Florida teen accused of being ‘mastermind’ behind celebrity Twitter hack
Hillsborough State Attorney Andrew Warren announced today that he has filed 30 felony charges against a 17-year-old resident of Tampa, Florida, who was described by Warren’s office as “the mastermind of the recent hack of Twitter .”
The hack in question occurred earlier this month and involved high-profile Twitter users like Apple, Elon Musk, Joe Biden and Barack Obama, whose accounts all posted messages promoting a Bitcoin wallet and claiming, “All Bitcoin sent to the address below will be sent back doubled!”
The teen (we’re not identifying them because they’re a minor) allegedly made more than $100,000 through this cryptocurrency scam.
The state attorney’s office said that the teen was arrested earlier today after an investigation by the Federal Bureau of Investigation and the U.S. Department of Justice, and that they will be tried as an adult. They face charges including one count of organized fraud (over $50,000) and 17 counts of communications fraud (over $300).
“These crimes were perpetrated using the names of famous people and celebrities, but they’re not the primary victims here,” Warren said in a statement. “This ‘Bit-Con’ was designed to steal money from regular Americans from all over the country, including here in Florida. This massive fraud was orchestrated right here in our backyard, and we will not stand for that.”
As we reported at the time, the hack used Twitter’s own internal administrative tool to gain access to high-profile accounts.
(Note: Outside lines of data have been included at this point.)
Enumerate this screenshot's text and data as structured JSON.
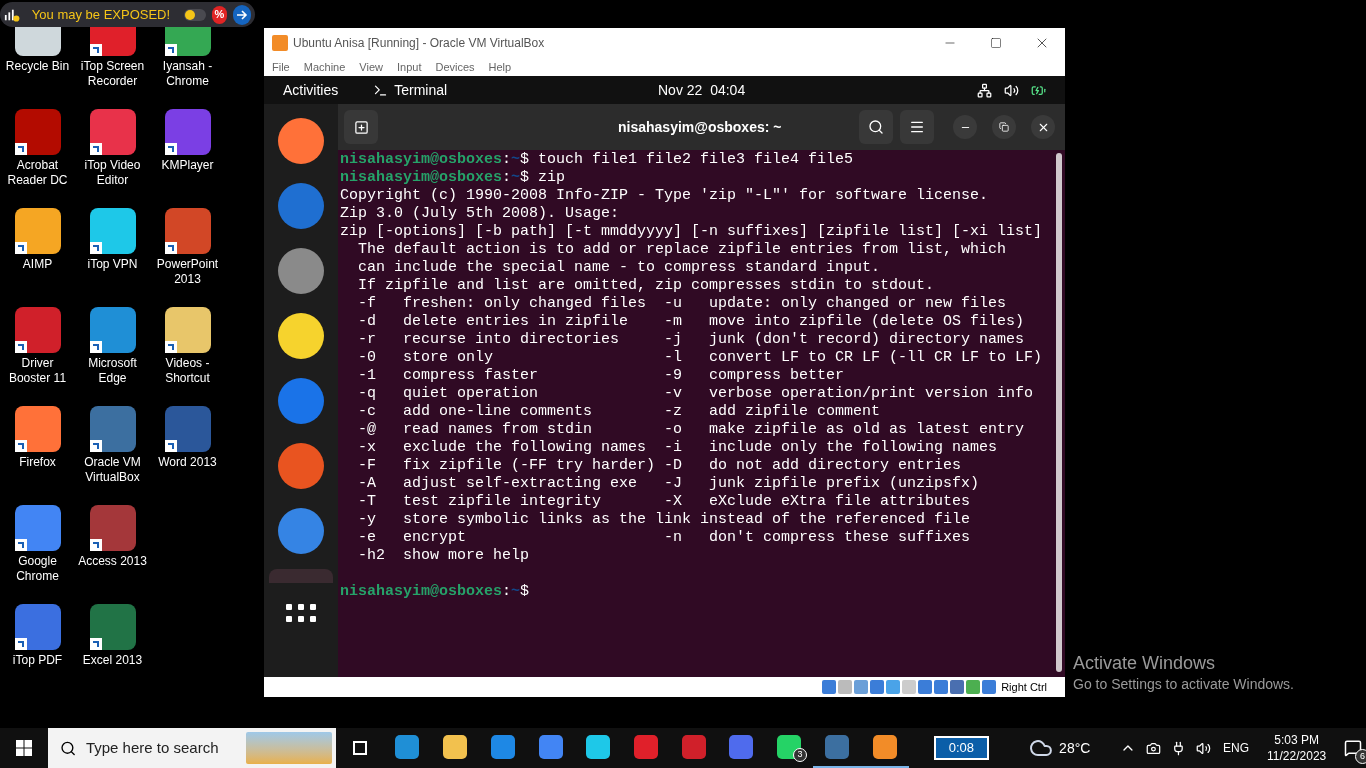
{
  "banner": {
    "text": "You may be EXPOSED!",
    "toggle_on": false,
    "badge": "%"
  },
  "desktop_icons": [
    {
      "label": "Recycle Bin",
      "color": "#cfd8dc",
      "shortcut": false
    },
    {
      "label": "Acrobat Reader DC",
      "color": "#b30b00",
      "shortcut": true
    },
    {
      "label": "AIMP",
      "color": "#f5a623",
      "shortcut": true
    },
    {
      "label": "Driver Booster 11",
      "color": "#d0202a",
      "shortcut": true
    },
    {
      "label": "Firefox",
      "color": "#ff7139",
      "shortcut": true
    },
    {
      "label": "Google Chrome",
      "color": "#4285f4",
      "shortcut": true
    },
    {
      "label": "iTop PDF",
      "color": "#3b6fe0",
      "shortcut": true
    },
    {
      "label": "iTop Screen Recorder",
      "color": "#e0202a",
      "shortcut": true
    },
    {
      "label": "iTop Video Editor",
      "color": "#e8324a",
      "shortcut": true
    },
    {
      "label": "iTop VPN",
      "color": "#1ec8e8",
      "shortcut": true
    },
    {
      "label": "Microsoft Edge",
      "color": "#1f8fd6",
      "shortcut": true
    },
    {
      "label": "Oracle VM VirtualBox",
      "color": "#3c6fa0",
      "shortcut": true
    },
    {
      "label": "Access 2013",
      "color": "#a4373a",
      "shortcut": true
    },
    {
      "label": "Excel 2013",
      "color": "#217346",
      "shortcut": true
    },
    {
      "label": "Iyansah - Chrome",
      "color": "#34a853",
      "shortcut": true
    },
    {
      "label": "KMPlayer",
      "color": "#7b3fe4",
      "shortcut": true
    },
    {
      "label": "PowerPoint 2013",
      "color": "#d24726",
      "shortcut": true
    },
    {
      "label": "Videos - Shortcut",
      "color": "#e8c66a",
      "shortcut": true
    },
    {
      "label": "Word 2013",
      "color": "#2b579a",
      "shortcut": true
    }
  ],
  "vm_window": {
    "title": "Ubuntu Anisa [Running] - Oracle VM VirtualBox",
    "menu": [
      "File",
      "Machine",
      "View",
      "Input",
      "Devices",
      "Help"
    ],
    "status_key": "Right Ctrl"
  },
  "ubuntu": {
    "activities": "Activities",
    "app_name": "Terminal",
    "clock": "Nov 22  04:04"
  },
  "terminal": {
    "title": "nisahasyim@osboxes: ~",
    "lines": [
      {
        "kind": "prompt",
        "user": "nisahasyim@osboxes",
        "colon": ":",
        "path": "~",
        "command": "$ touch file1 file2 file3 file4 file5"
      },
      {
        "kind": "prompt",
        "user": "nisahasyim@osboxes",
        "colon": ":",
        "path": "~",
        "command": "$ zip"
      },
      {
        "kind": "output",
        "text": "Copyright (c) 1990-2008 Info-ZIP - Type 'zip \"-L\"' for software license."
      },
      {
        "kind": "output",
        "text": "Zip 3.0 (July 5th 2008). Usage:"
      },
      {
        "kind": "output",
        "text": "zip [-options] [-b path] [-t mmddyyyy] [-n suffixes] [zipfile list] [-xi list]"
      },
      {
        "kind": "output",
        "text": "  The default action is to add or replace zipfile entries from list, which"
      },
      {
        "kind": "output",
        "text": "  can include the special name - to compress standard input."
      },
      {
        "kind": "output",
        "text": "  If zipfile and list are omitted, zip compresses stdin to stdout."
      },
      {
        "kind": "output",
        "text": "  -f   freshen: only changed files  -u   update: only changed or new files"
      },
      {
        "kind": "output",
        "text": "  -d   delete entries in zipfile    -m   move into zipfile (delete OS files)"
      },
      {
        "kind": "output",
        "text": "  -r   recurse into directories     -j   junk (don't record) directory names"
      },
      {
        "kind": "output",
        "text": "  -0   store only                   -l   convert LF to CR LF (-ll CR LF to LF)"
      },
      {
        "kind": "output",
        "text": "  -1   compress faster              -9   compress better"
      },
      {
        "kind": "output",
        "text": "  -q   quiet operation              -v   verbose operation/print version info"
      },
      {
        "kind": "output",
        "text": "  -c   add one-line comments        -z   add zipfile comment"
      },
      {
        "kind": "output",
        "text": "  -@   read names from stdin        -o   make zipfile as old as latest entry"
      },
      {
        "kind": "output",
        "text": "  -x   exclude the following names  -i   include only the following names"
      },
      {
        "kind": "output",
        "text": "  -F   fix zipfile (-FF try harder) -D   do not add directory entries"
      },
      {
        "kind": "output",
        "text": "  -A   adjust self-extracting exe   -J   junk zipfile prefix (unzipsfx)"
      },
      {
        "kind": "output",
        "text": "  -T   test zipfile integrity       -X   eXclude eXtra file attributes"
      },
      {
        "kind": "output",
        "text": "  -y   store symbolic links as the link instead of the referenced file"
      },
      {
        "kind": "output",
        "text": "  -e   encrypt                      -n   don't compress these suffixes"
      },
      {
        "kind": "output",
        "text": "  -h2  show more help"
      },
      {
        "kind": "blank"
      },
      {
        "kind": "prompt",
        "user": "nisahasyim@osboxes",
        "colon": ":",
        "path": "~",
        "command": "$"
      }
    ]
  },
  "activation": {
    "title": "Activate Windows",
    "subtitle": "Go to Settings to activate Windows."
  },
  "taskbar": {
    "search_placeholder": "Type here to search",
    "apps": [
      {
        "color": "#1f8fd6",
        "running": false
      },
      {
        "color": "#f2c14e",
        "running": false
      },
      {
        "color": "#1e88e5",
        "running": false
      },
      {
        "color": "#4285f4",
        "running": false
      },
      {
        "color": "#1ec8e8",
        "running": false
      },
      {
        "color": "#e0202a",
        "running": false
      },
      {
        "color": "#d0202a",
        "running": false
      },
      {
        "color": "#4f6bed",
        "running": false
      },
      {
        "color": "#25d366",
        "running": false,
        "badge": "3"
      },
      {
        "color": "#3c6fa0",
        "running": true
      },
      {
        "color": "#f28c28",
        "running": true
      }
    ],
    "timer": "0:08",
    "temperature": "28°C",
    "language": "ENG",
    "time": "5:03 PM",
    "date": "11/22/2023",
    "notifications": "6"
  }
}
In a tweet, the company said, “We appreciate the swift actions of law enforcement in this investigation and will continue to cooperate as the case progresses. For our part, we are focused on being transparent and providing updates regularly.”
The social engineering that occurred on July 15, 2020, targeted a small number of employees through a phone spear phishing attack. A successful attack required the attackers to obtain access to both our internal network as well as specific employee credentials that granted them access to our internal support tools. Not all of the employees that were initially targeted had permissions to use account management tools, but the attackers used their credentials to access our internal systems and gain information about our processes. This knowledge then enabled them to target additional employees who did have access to our account support tools. Using the credentials of employees with access to these tools, the attackers targeted 130 Twitter accounts, ultimately Tweeting from 45, accessing the DM inbox of 36, and downloading the Twitter Data of 7.
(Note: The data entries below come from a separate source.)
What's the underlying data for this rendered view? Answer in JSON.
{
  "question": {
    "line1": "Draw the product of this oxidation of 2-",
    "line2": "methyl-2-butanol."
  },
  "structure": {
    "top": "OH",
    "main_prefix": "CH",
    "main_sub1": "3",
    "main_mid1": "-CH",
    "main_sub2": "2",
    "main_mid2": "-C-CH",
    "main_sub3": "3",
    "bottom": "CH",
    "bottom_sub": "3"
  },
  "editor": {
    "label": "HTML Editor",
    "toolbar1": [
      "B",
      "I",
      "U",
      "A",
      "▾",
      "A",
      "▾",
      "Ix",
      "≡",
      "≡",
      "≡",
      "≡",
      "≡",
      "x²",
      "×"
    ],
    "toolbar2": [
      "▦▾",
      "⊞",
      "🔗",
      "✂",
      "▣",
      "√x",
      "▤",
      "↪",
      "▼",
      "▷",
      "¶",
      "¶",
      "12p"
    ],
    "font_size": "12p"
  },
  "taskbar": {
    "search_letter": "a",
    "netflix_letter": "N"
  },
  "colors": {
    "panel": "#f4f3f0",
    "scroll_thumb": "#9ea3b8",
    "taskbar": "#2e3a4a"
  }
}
To prevent a similar attack from succeeding in the future, Twitter said it will be “accelerating several of our pre-existing security workstreams and improvements to our tools” and also improving the methods it uses to detect and stop inappropriate access to its internal systems.
Update: In an announcement of its own, the Justice Department three people were actually charged for their alleged roles in the hack — not just the teen in Tampa, but also 19-year-old Mason Sheppard, a.k.a. “Chaewon,” of the United Kingdom (accused of conspiracy to commit wire fraud, conspiracy to commit money laundering and the intentional access of a protected computer) and 22-year-old Nima Fazeli, a.k.a. “Rolex,” of Orlando, Florida (accused of aiding and abetting the intentional access of a protected computer), who are both facing charges in the Northern District of California.
“There is a false belief within the criminal hacker community that attacks like the Twitter hack can be perpetrated anonymously and without consequence,” said U.S. Attorney David L. Anderson in a statement. “Today’s charging announcement demonstrates that the elation of nefarious hacking into a secure environment for fun or profit will be short-lived. Criminal conduct over the Internet may feel stealthy to the people who perpetrate it, but there is nothing stealthy about it. In particular, I want to say to would-be offenders, break the law, and we will find you.”